Kampf der Steuerhinterziehung
Erst den Kassenbon, dann den Espresso

Unter den Café- und Ladenbesitzern Italiens geht die Angst um. Denn ein wichtiger Programmpunkt im Haushalt der neuen Regierung ist die Bekämpfung der Steuerhinterziehung.

MAILAND. "Bitte erst den Kassenbon holen und dann den Espresso bestellen", weist der Barmann im Mailänder Café "Subway" den ungläubigen Stammkunden zurecht. "Befehl von oben", fügt er fast entschuldigend hinzu. Die Zeiten haben sich geändert in Italien.

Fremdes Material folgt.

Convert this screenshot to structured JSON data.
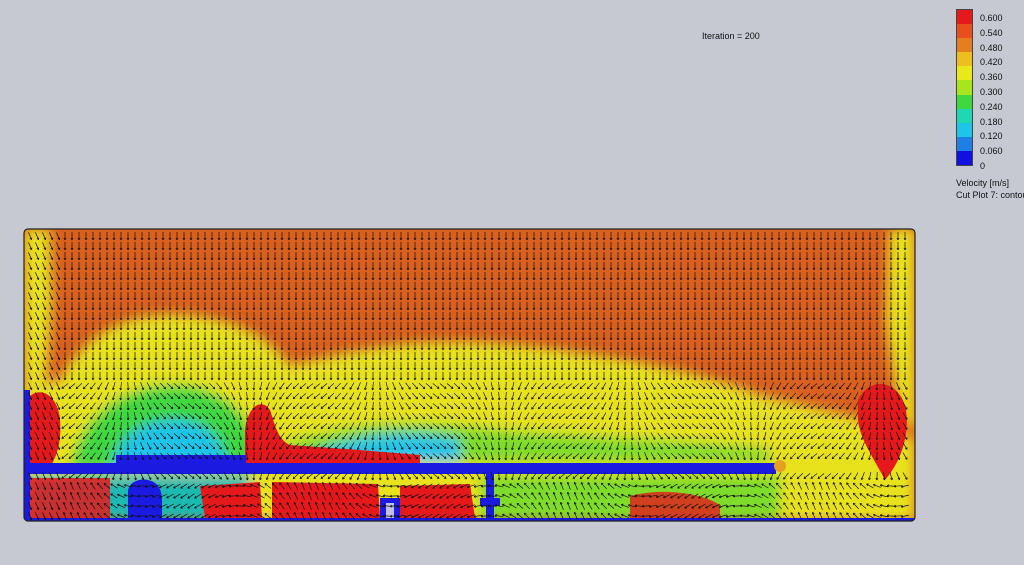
{
  "iteration_label": "Iteration = 200",
  "legend": {
    "title": "Velocity [m/s]",
    "ticks": [
      "0.600",
      "0.540",
      "0.480",
      "0.420",
      "0.360",
      "0.300",
      "0.240",
      "0.180",
      "0.120",
      "0.060",
      "0"
    ],
    "colors": [
      "#e5191b",
      "#e84f1f",
      "#e37f21",
      "#ecbf1f",
      "#e9e81d",
      "#a9e51d",
      "#3fd83f",
      "#1fd7b3",
      "#1fc5e9",
      "#1e7fe5",
      "#1010e0"
    ]
  },
  "cut_plot_label": "Cut Plot 7: contou",
  "plot": {
    "colors": {
      "high": "#e5191b",
      "orange": "#d9601f",
      "yellow": "#e8e21d",
      "green": "#3fd83f",
      "cyan": "#1fc5e9",
      "blue": "#1a1ae0",
      "arrow": "#111111"
    }
  }
}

Es ist erst wenige Wochen her, dass die Regierung unter Romano Prodi ihren Haushaltsentwurf vorgestellt hat. Und unter den Café- und Ladenbesitzern geht bereits die Angst um. Denn ein wichtiger Programmpunkt im Haushalt ist die Bekämpfung der Steuerhinterziehung. Insgesamt acht Mrd. Euro Mehreinnahmen für 2007 erhofft sich die Regierung durch die Bekämpfung der in Italien weit verbreiteten Unsitte. Geld, das für die Sanierung der öffentlichen Haushalte dringend gebraucht wird. Gestern senkten die Ratingagenturen Standard & Poor?s und Fitch ihre Bewertung der Kreditwürdigkeit Italiens jeweils um eine Stufe herab - vor allem wegen der hohen Schuldenlast.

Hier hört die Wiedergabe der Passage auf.